Quantcast

Homeless woman killed by R train

By Jennifer Warren

As a homeless woman who slept nightly in the city’s subway tunnels, April Smith often went unnoticed by passersby. But last week on March 7 just after 11 p.m. at the Continental Avenue subway station in Forest Hills, people began to wonder who she was.

Smith was killed by an R train after she fell onto the tracks, the police reported. Witnesses told police she had been teetering by the side of the platform when she fell and was unable to pull herself back to safety.

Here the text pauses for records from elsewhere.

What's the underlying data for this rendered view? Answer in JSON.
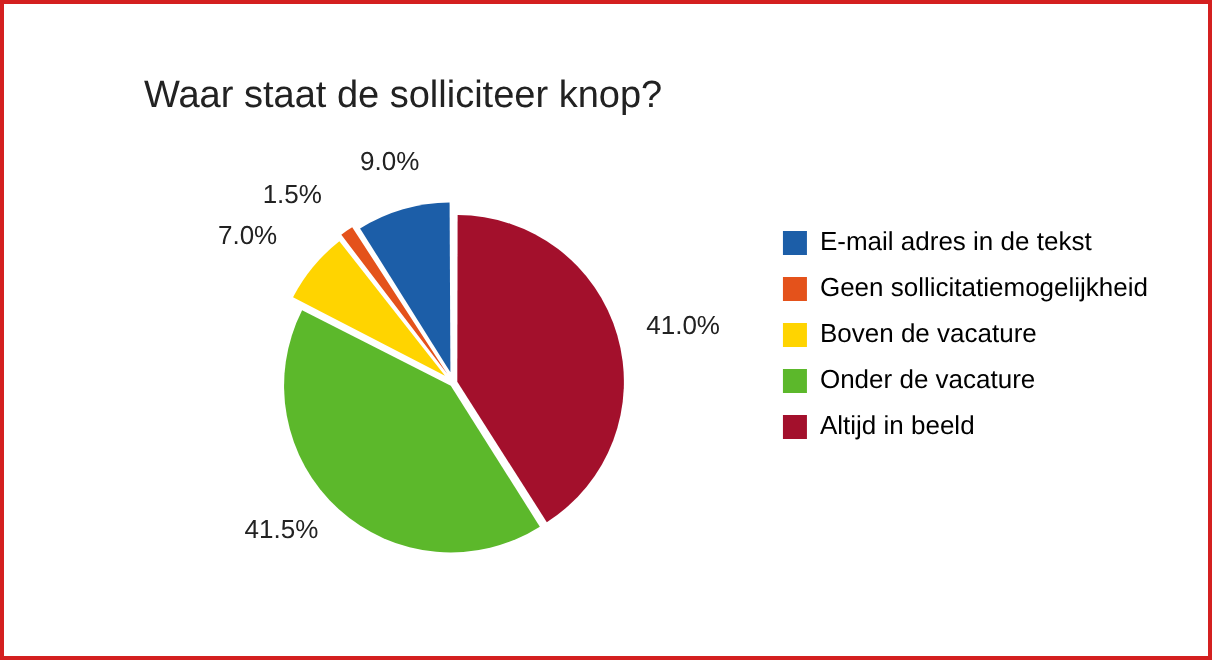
{
  "chart_data": {
    "type": "pie",
    "title": "Waar staat de solliciteer knop?",
    "categories": [
      "E-mail adres in de tekst",
      "Geen sollicitatiemogelijkheid",
      "Boven de vacature",
      "Onder de vacature",
      "Altijd in beeld"
    ],
    "values": [
      9.0,
      1.5,
      7.0,
      41.5,
      41.0
    ],
    "colors": [
      "#1c5ea8",
      "#e4521b",
      "#ffd400",
      "#5cb82b",
      "#a3102c"
    ],
    "value_labels": [
      "9.0%",
      "1.5%",
      "7.0%",
      "41.5%",
      "41.0%"
    ],
    "legend": "right"
  }
}
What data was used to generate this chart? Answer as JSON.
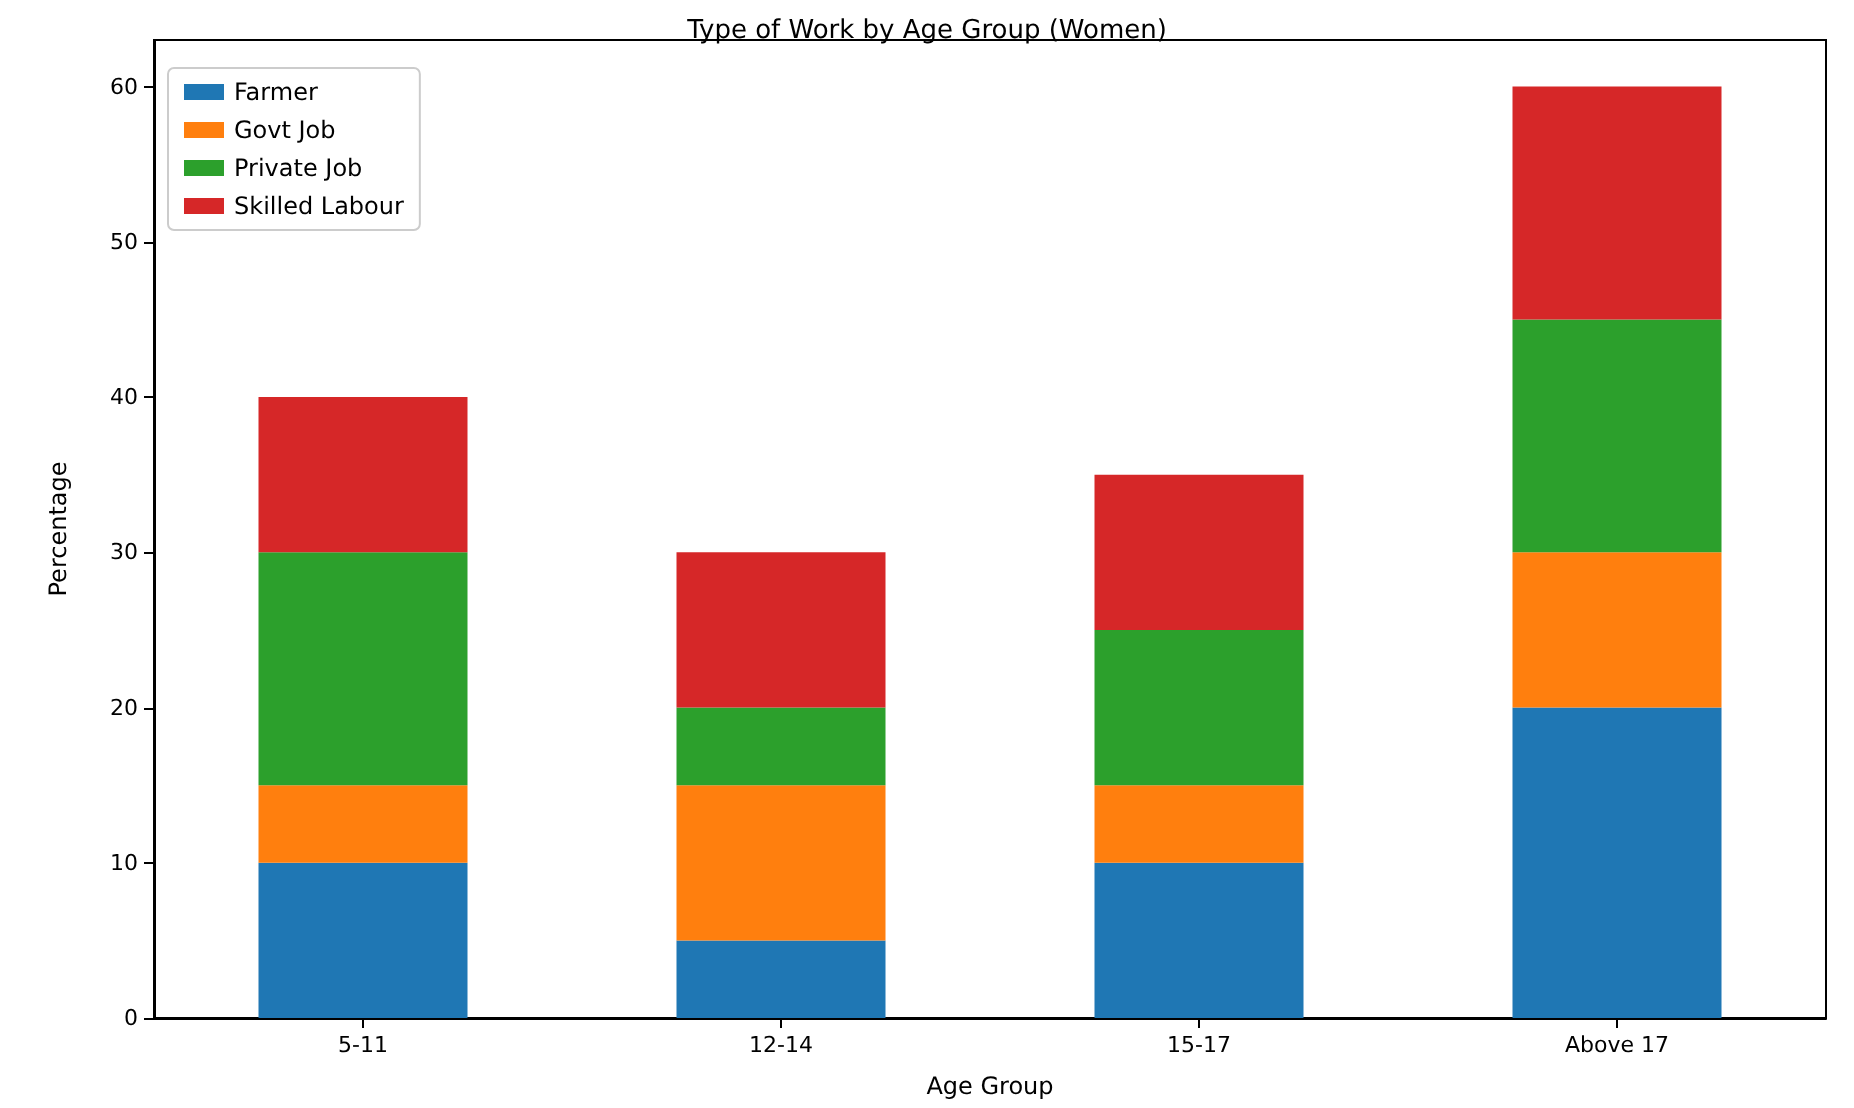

While her identity was often obscured in that easily self-dissolving word “homeless” and in the layers of clothes she bundled onto her body, at one place in the city April was known as a woman of great generosity and smarts.

“She was a very intelligent woman,” said Barbara Gabriel, office manager at the Coalition for the Homeless in downtown Manhattan, who beamed when asked to describe Smith.

On the first of each month, Smith made her way to 89 Chambers St., up a rickety elevator — manned by an operator with a hand crank — which brought her to the third floor where she collected her Social Security check.

There at the coalition staff remember her as a woman always quick to dispense rose hip vitamin C tablets or offer home-remedy medical advice.

Smith, 36, was a tall, sturdy woman, with a pale brown complexion, who had inherited her grandfather’s sparkling Portuguese eyes, said her mother, Frances Smith.

She also had a taste for fine clothes and reading, remnants of an earlier life before subway tunnels, dope and city services became a part of it.

Born in Brooklyn’s Wykoff Hospital, Smith grew up in Bayside on Oceania Street with her parents and younger brother Eric.

At the corner of 47th Street in the family’s home, she practiced scales on the piano, pirouetted, and plied the moves she learned in ballet class. Smith’s mother said that with April’s height she often stooped to hide her stature. The classes, she had hoped, would teach her to stand tall.

“She was the sweetest little girl,” her mother said, recalling the child who confided to an aunt that she thought herself ugly.

But her teen years were difficult. While attending MS 158 the girl “started deteriorating,” her mother said. “She fell in with a bad group and got involved with dope.” Frances Smith also suspected that she had been sexually abused, though her daughter never discussed it explicitly.

After that came the drugs, methadone programs, six children — all of whom were taken from her either into adoption or foster care — and a husband, David Wells, who is currently serving time in Rikers Island for drug offenses, Frances Smith said.

For much of the time, what April Smith called home was the 179th Street and Hillside Avenue subway station.

“She slept in the tunnels a lot,” said Diane Spencer, an administrator with the Coalition for the Homeless, who often saw Smith as she passed through on her daily commute to work.

“I saw quite a few of our clients at that station,” Spencer said, adding that the homeless often prefer subways to the city’s shelters because they feel safer.

On the night of the accident, witnesses on the platform told police they saw her slip onto the tracks, but apparently she was too far for them to reach her in time, said Spencer.

A funeral, arranged by the coalition, was scheduled for Wednesday at Crestwood Memorial Chapel at 33 Spring St., in Manhattan. Services were to begin at 10 a.m.

“I can’t totally mourn her,” her mother said. “She’s up there with God and Jesus Christ and her aunts and uncles. I feel that.”